Se a arte é fingimento, este disco não é arte. É outra coisa qualquer.
O hip-hop em Portugal é um bicho estranho. Sem nunca ter vendido muito, sem nunca ter chegado a fenómeno de massas (excepção feita, talvez, aos panteónicos Da Weasel), é um dos segmentos de maior vitalidade em termos de longevidade e de frescura criativa. Mas, no momento que o país atravessa, é até lógico que exista um caldo cultural que garanta as condições para a música de intervenção, em sentido lato, robustecer-se.
Capicua não existe de agora, não é filha da crise nem da troika. Mas nem por isso deixam de ser mais adequadas, nestes tempos de chumbo, as suas palavras de afirmação e de luta.
Ao segundo LP de uma carreira com vários anos e alguns EP, a rapper portuense traz-nos este Sereia Louca que, na minha opinião, figura já, sem dúvida, entre os melhores discos nacionais dos últimos anos. Não apenas no campeonato do hip-hop, mas da música portuguesa.
Eu tinha-a topado no disco (2012) editado pela sempre louvável Optimus Discos, com a minha atenção a ser presa pelo ritmo das palavras e por aquele sotaque tripeiro, misto de autenticidade e irreverência. Esse era um disco de afirmação, de grito, de “Eu estou aqui”. Sereia Louca é, claramente, um gigante passo em frente. De alguém que não precisa de dizer “Eu estou aqui”; está aqui, sabe onde está, e agora quer mostrar-nos o que sabe fazer.
E o que Capicua sabe fazer é escrever, rimar, observar, comover, olhar para fora olhando para dentro, sempre numa honesta e exposta dicotomia entre a postura de combate e a fragilidade da pessoa que luta. As suas palavras gesticulam por cima de uma capa que, essa sim, conheceu um sério upgrade, com os beats de vários colaboradores que elevam o jogo, entre eles DJ Ride e Conductor. Ainda não estamos no olimpo de criações de Sam the Kid, mas nunca estivemos tão perto, digo eu.

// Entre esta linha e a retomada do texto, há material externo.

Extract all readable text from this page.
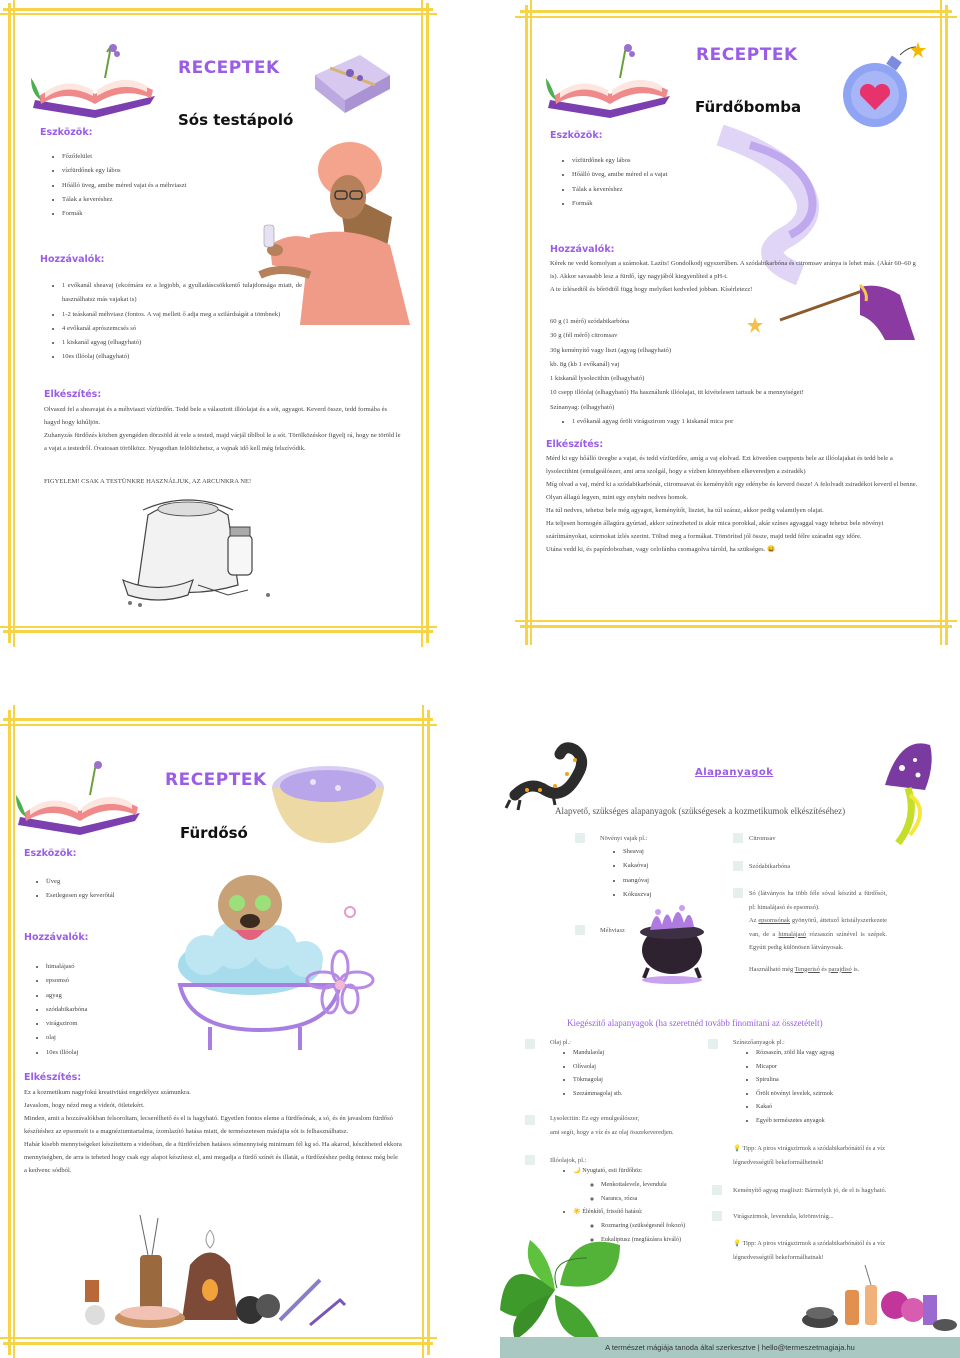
RECEPTEK
Sós testápoló
Eszközök:
• Főzőfelület
• vízfürdőnek egy lábos
• Hőálló üveg, amibe méred vajat és a méhviaszt
• Tálak a keveréshez
• Formák
Hozzávalók:
• 1 evőkanál sheavaj (ekcémára ez a legjobb, a gyulladáscsökkentő tulajdonsága miatt, de használhatsz más vajakat is)
• 1-2 teáskanál méhviasz (fontos. A vaj mellett ő adja meg a szilárdságát a tömbnek)
• 4 evőkanál aprószemcsés só
• 1 kiskanál agyag (elhagyható)
• 10es illóolaj (elhagyható)
Elkészítés:

Olvaszd fel a sheavajat és a méhviaszt vízfürdőn. Tedd bele a választott illóolajat és a sót, agyagot. Keverd össze, tedd formába és hagyd hogy kihűljön.

Zuhanyzás fürdőzés közben gyengéden dörzsöld át vele a tested, majd várjál tíblbol le a sót. Törölközéskor figyelj rá, hogy ne töröld le a vajat a testedről. Óvatosan törölközz. Nyugodtan felöltözhetsz, a vajnak idő kell még felszívódik.

FIGYELEM! CSAK A TESTÜNKRE HASZNÁLJUK, AZ ARCUNKRA NE!
RECEPTEK
Fürdőbomba
Eszközök:
• vízfürdőnek egy lábos
• Hőálló üveg, amibe méred el a vajat
• Tálak a keveréshez
• Formák
Hozzávalók:

Kérek ne vedd komolyan a számokat. Lazíts! Gondolkodj egyszerűben. A szódabikarbóna és citromsav aránya is lehet más. (Akár 60–60 g is). Akkor savasabb lesz a fürdő, így nagyjából kiegyenlíted a pH-t.

A te ízlésedtől és bőrödtől függ hogy melyiket kedveled jobban. Kísérletezz!

60 g (1 mérő) szódabikarbóna
30 g (fél mérő) citromsav
30g keményítő vagy liszt (agyag (elhagyható)
kb. 8g (kb 1 evőkanál) vaj
1 kiskanál lysolecithin (elhagyható)
10 csepp illóolaj (elhagyható) Ha használunk illóolajat, itt kivételesen tartsuk be a mennyiséget!
Színanyag: (elhagyható)
• 1 evőkanál agyag őrölt virágszirom vagy 1 kiskanál mica por
Elkészítés:

Mérd ki egy hőálló üvegbe a vajat, és tedd vízfürdőre, amíg a vaj elolvad. Ezt követően cseppents bele az illóolajakat és tedd bele a lysolecithint (emulgeálószer, ami arra szolgál, hogy a vízben könnyebben elkeveredjen a zsiradék)

Míg olvad a vaj, mérd ki a szódabikarbónát, citromsavat és keményítőt egy edénybe és keverd össze! A felolvadt zsiradékot keverd el benne. Olyan állagú legyen, mint egy enyhén nedves homok.

Ha túl nedves, tehetsz bele még agyagot, keményítőt, lisztet, ha túl száraz, akkor pedig valamilyen olajat.

Ha teljesen homogén állagúra gyúrtad, akkor színezheted is akár mica porokkal, akár színes agyaggal vagy tehetsz bele növényi szárítmányokat, szirmokat ízlés szerint. Töltsd meg a formákat. Tömörítsd jól össze, majd tedd félre száradni egy időre.

Utána vedd ki, és papírdobozban, vagy celofánba csomagolva tárold, ha szükséges. 😀

RECEPTEK
Fürdősó
Eszközök:
• Üveg
• Esetlegesen egy keverőtál
Hozzávalók:
• himalájasó
• epsomsó
• agyag
• szódabikarbóna
• virágszirom
• olaj
• 10es illóolaj
Elkészítés:

Ez a kozmetikum nagyfokú kreativitást engedélyez számunkra.

Javaslom, hogy nézd meg a videót, ötletekért.

Minden, amit a hozzávalókban felsoroltam, lecserélhető és el is hagyható. Egyetlen fontos eleme a fürdősónak, a só, és én javaslom fürdősó készítéshez az epsomsót is a magnéziumtartalma, ízomlazító hatása miatt, de természetesen másfajta sót is felhasználhatsz.

Habár kisebb mennyiségeket készítettem a videóban, de a fürdővízben hatásos sómennyiség minimum fél kg só. Ha akarod, készítheted ekkora mennyiségben, de arra is teheted hogy csak egy alapot készítesz el, ami megadja a fürdő színét és illatát, a fürdőzéshez pedig öntesz még bele a kedvenc sódból.

Alapanyagok
Alapvető, szükséges alapanyagok (szükségesek a kozmetikumok elkészítéséhez)
Növényi vajak pl.:
• Sheavaj
• Kakaóvaj
• mangóvaj
• Kókuszvaj
Méhviasz
Citromsav
Szódabikarbóna
Só (látványos ha több féle sóval készítd a fürdősót, pl: himalájasó és epsomsó).
Az epsomsónak gyönyörű, áttetsző kristályszerkezete van, de a himalájasó rózsaszín színével is szépek. Egyútt pedig különösen látványosak.
Használható még Tengerisó és parajdisó is.
Kiegészítő alapanyagok (ha szeretnéd tovább finomítani az összetételt)
Olaj pl.:
• Mandulaolaj
• Olívaolaj
• Tökmagolaj
• Szezámmagolaj stb.
Lysolecitin: Ez egy emulgeálószer,
ami segít, hogy a víz és az olaj összekeveredjen.
Illóolajok, pl.:
• 🌙 Nyugtató, esti fürdőhöz:
◦ Menkottalevele, levendula
◦ Narancs, rózsa
• ☀️ Élénkítő, frissítő hatású:
◦ Rozmaring (szükségesnél fokozó)
◦ Eukaliptusz (megfázásra kiváló)
Színezőanyagok pl.:
• Rózsaszín, zöld lila vagy agyag
• Micapor
• Spirulina
• Őrölt növényi levelek, szirmok
• Kakaó
• Egyéb természetes anyagok
💡 Tipp: A piros virágszirmok a szódabikarbónától és a víz légnedvességtől bekeformálhetnek!
Keményítő agyag magliszt: Bármelyik jó, de el is hagyható.
Virágszirmok, levendula, körömvirág...
💡 Tipp: A piros virágszirmok a szódabikarbónától és a víz légnedvességtől bekeformálhatnak!
A természet mágiája tanoda által szerkesztve | hello@termeszetmagiaja.hu
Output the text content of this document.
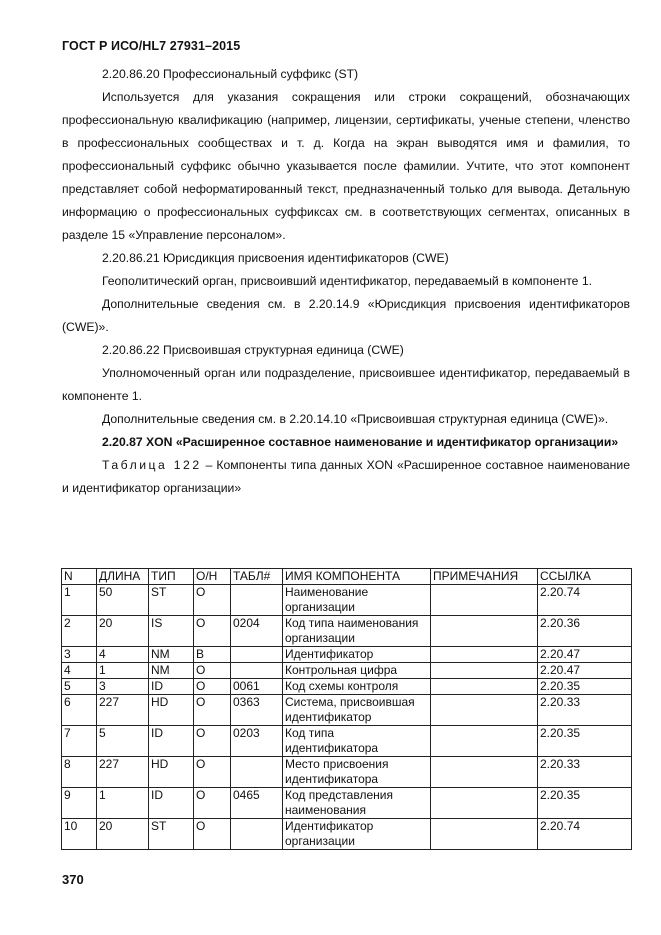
ГОСТ Р ИСО/HL7 27931–2015

2.20.86.20 Профессиональный суффикс (ST)

Используется для указания сокращения или строки сокращений, обозначающих профессиональную квалификацию (например, лицензии, сертификаты, ученые степени, членство в профессиональных сообществах и т. д. Когда на экран выводятся имя и фамилия, то профессиональный суффикс обычно указывается после фамилии. Учтите, что этот компонент представляет собой неформатированный текст, предназначенный только для вывода. Детальную информацию о профессиональных суффиксах см. в соответствующих сегментах, описанных в разделе 15 «Управление персоналом».

2.20.86.21 Юрисдикция присвоения идентификаторов (CWE)

Геополитический орган, присвоивший идентификатор, передаваемый в компоненте 1.

Дополнительные сведения см. в 2.20.14.9 «Юрисдикция присвоения идентификаторов (CWE)».

2.20.86.22 Присвоившая структурная единица (CWE)

Уполномоченный орган или подразделение, присвоившее идентификатор, передаваемый в компоненте 1.

Дополнительные сведения см. в 2.20.14.10 «Присвоившая структурная единица (CWE)».

2.20.87 XON «Расширенное составное наименование и идентификатор организации»

Таблица 122 – Компоненты типа данных XON «Расширенное составное наименование и идентификатор организации»

N	ДЛИНА	ТИП	О/Н	ТАБЛ#	ИМЯ КОМПОНЕНТА	ПРИМЕЧАНИЯ	ССЫЛКА
1	50	ST	O		Наименование организации		2.20.74
2	20	IS	O	0204	Код типа наименования организации		2.20.36
3	4	NM	B		Идентификатор		2.20.47
4	1	NM	O		Контрольная цифра		2.20.47
5	3	ID	O	0061	Код схемы контроля		2.20.35
6	227	HD	O	0363	Система, присвоившая идентификатор		2.20.33
7	5	ID	O	0203	Код типа идентификатора		2.20.35
8	227	HD	O		Место присвоения идентификатора		2.20.33
9	1	ID	O	0465	Код представления наименования		2.20.35
10	20	ST	O		Идентификатор организации		2.20.74
370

É um disco sobretudo maduro, de alguém que afirma não querer crescer. É um disco de hip-hop que, graças a Deus, não tem a merda de um yo, uma mão nos genitais, uma fachada a armar ao mau. É um disco que nos relembra que o hip-hop tem muitos méritos, pode ser muita coisa diferente e, sobretudo, não tem de ser a paródia que, sobretudo nos EUA, atacou o género.
O grande trunfo de Capicua é que está a fazer o que mais ninguém – que eu conheça – faz. Tem um estilo próprio, uma voz e uma visão inconfundível. É uma mulher na escrita e na voz e, lendo as suas palavras, nunca poderia ser de outra forma. Não faria qualquer sentido ser um homem de microfone na mão. É música feminista, sim. No melhor dos sentidos, sim. Ouçam “Mão Pesada”, ouçam “A Mulher do Cacilheiro”. Que parte da observação e da experiência para falar de mulheres, das suas dores, das suas vitórias, das suas inseguranças, das armadilhas que, muitas vezes, elas próprias colocam no seu caminho. Música de intervenção, sim, sem dúvida, porque a intervenção começa na nossa casa, na nossa rua, na nossa família, na nossa cabeça. E nesse microcosmos interior, hoje em dia e em Portugal, não há ninguém a trabalhar melhor que Capicua.
É suposto a música mexer connosco. E é isso que este disco me faz. Ouço um tema como “Vayorken”, uma viagem à infância, aos sonhos e brincadeiras, e eu volto a estar lá. Uma criança de classe média-baixa, pirosa, sonhadora, humilde, honrada, insegura e falsamente forte; estou a falar de Capicua, sim, mas também da criança que fui e que me fez o que sou. E ouvir estas histórias, contadas com a genuinidade de quem esteve lá, de quem foi e é aquilo, é comida de sonho para o meu espírito cansado de bullshit.
Comecei por dizer que este disco não é arte, se arte é fingimento. Porque aqui nada é fingimento. É coração, daqueles grandes, do Norte. E ainda assim Arte, com um A muito, muito grande.
Um dos discos mais importantes do ano, venha o que vier aí para a frente.
PS: já não deverão ir a tempo, mas vale a pena tentar nas FNAC comprar o disco (que ainda por cima tem preço de crise) e ver se ainda têm o livro, limitado a 500 exemplares, que o acompanha. Um objecto carinhoso e especial, para um disco muito especial.